Through his trucking connections, Davis crossed paths with Julian Martin and his son Mark, then an aspiring racer with shared Arkansas roots. Davis supported the young Martin’s exploits in the American Speed Association (ASA) through the early 1980s and fielded cars for him in Xfinity competition once Martin partnered with Jack Roush in the Cup Series in 1988. Davis’ jump to NASCAR would last another 30 years, bringing him and his wife, Gail, to North Carolina in 1990.
Davis later gave Gordon — then a little-known but highly regarded sprint-car driver — his first shot at a NASCAR career in the Xfinity Series. Gordon won that circuit’s Rookie of the Year award driving the Bill Davis Racing No. 1 Ford in 1991, then pairing with Davis for their first NASCAR wins the next season.
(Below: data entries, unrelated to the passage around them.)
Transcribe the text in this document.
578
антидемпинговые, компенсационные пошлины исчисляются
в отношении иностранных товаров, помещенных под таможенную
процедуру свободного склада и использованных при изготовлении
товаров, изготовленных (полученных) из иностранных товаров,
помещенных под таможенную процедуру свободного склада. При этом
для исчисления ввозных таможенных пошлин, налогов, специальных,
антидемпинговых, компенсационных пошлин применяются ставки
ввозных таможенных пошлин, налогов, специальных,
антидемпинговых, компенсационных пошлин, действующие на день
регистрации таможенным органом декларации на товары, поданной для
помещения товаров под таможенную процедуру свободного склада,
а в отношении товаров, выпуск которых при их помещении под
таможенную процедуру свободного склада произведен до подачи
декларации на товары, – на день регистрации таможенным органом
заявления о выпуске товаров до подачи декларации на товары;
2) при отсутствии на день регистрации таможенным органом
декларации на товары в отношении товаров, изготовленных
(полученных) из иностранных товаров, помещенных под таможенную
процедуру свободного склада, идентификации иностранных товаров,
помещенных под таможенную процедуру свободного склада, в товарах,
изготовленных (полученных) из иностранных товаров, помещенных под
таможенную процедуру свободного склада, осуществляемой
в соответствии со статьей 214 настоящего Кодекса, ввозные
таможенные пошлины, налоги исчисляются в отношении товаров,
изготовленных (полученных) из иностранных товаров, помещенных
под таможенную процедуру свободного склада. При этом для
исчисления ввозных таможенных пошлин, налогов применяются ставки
Davis had planned to go to the Cup Series level with Gordon in 1993, with the team close to reaching a deal for sponsorship from Target. After a promising meeting the preceding May with Target executives, Gordon told Davis that he had signed a contract with Rick Hendrick and Chevrolet on the elevator ride out of the company’s Minneapolis headquarters.
That set Gordon — then a 20-year-old prodigy — on a career-long journey with Hendrick Motorsports, where he scored 93 wins, four Cup championships and is now vice chairman. Davis instead signed Labonte, giving another future Hall of Famer his start in the rookie class of ’93. Davis later downplayed the bitterness he carried over Gordon’s departure, saying the exposure from their successes together helped him to establish his stock-car ownership roots.
Davis first paired with Burton in 1995, forming a long-running union that produced the first Cup Series win for both that fall at Rockingham Speedway. Burton stayed with Davis as the team eventually expanded to two cars and switched manufacturers from Pontiac to Dodge, and two crown-jewel wins followed — including the team’s most prestigious at Daytona.
“This just adds so much credibility,” Davis told the Associated Press in 2002. “It doesn’t get any bigger than winning the Daytona 500. Hopefully, it earns us the respect we think we’ve lacked down through the years.”
Davis sold his NASCAR operations after the 2008 season, eventually moving back to Batesville to focus on his trucking company and expand into the cattle industry. He was inducted to the Arkansas Sports Hall of Fame in 2016.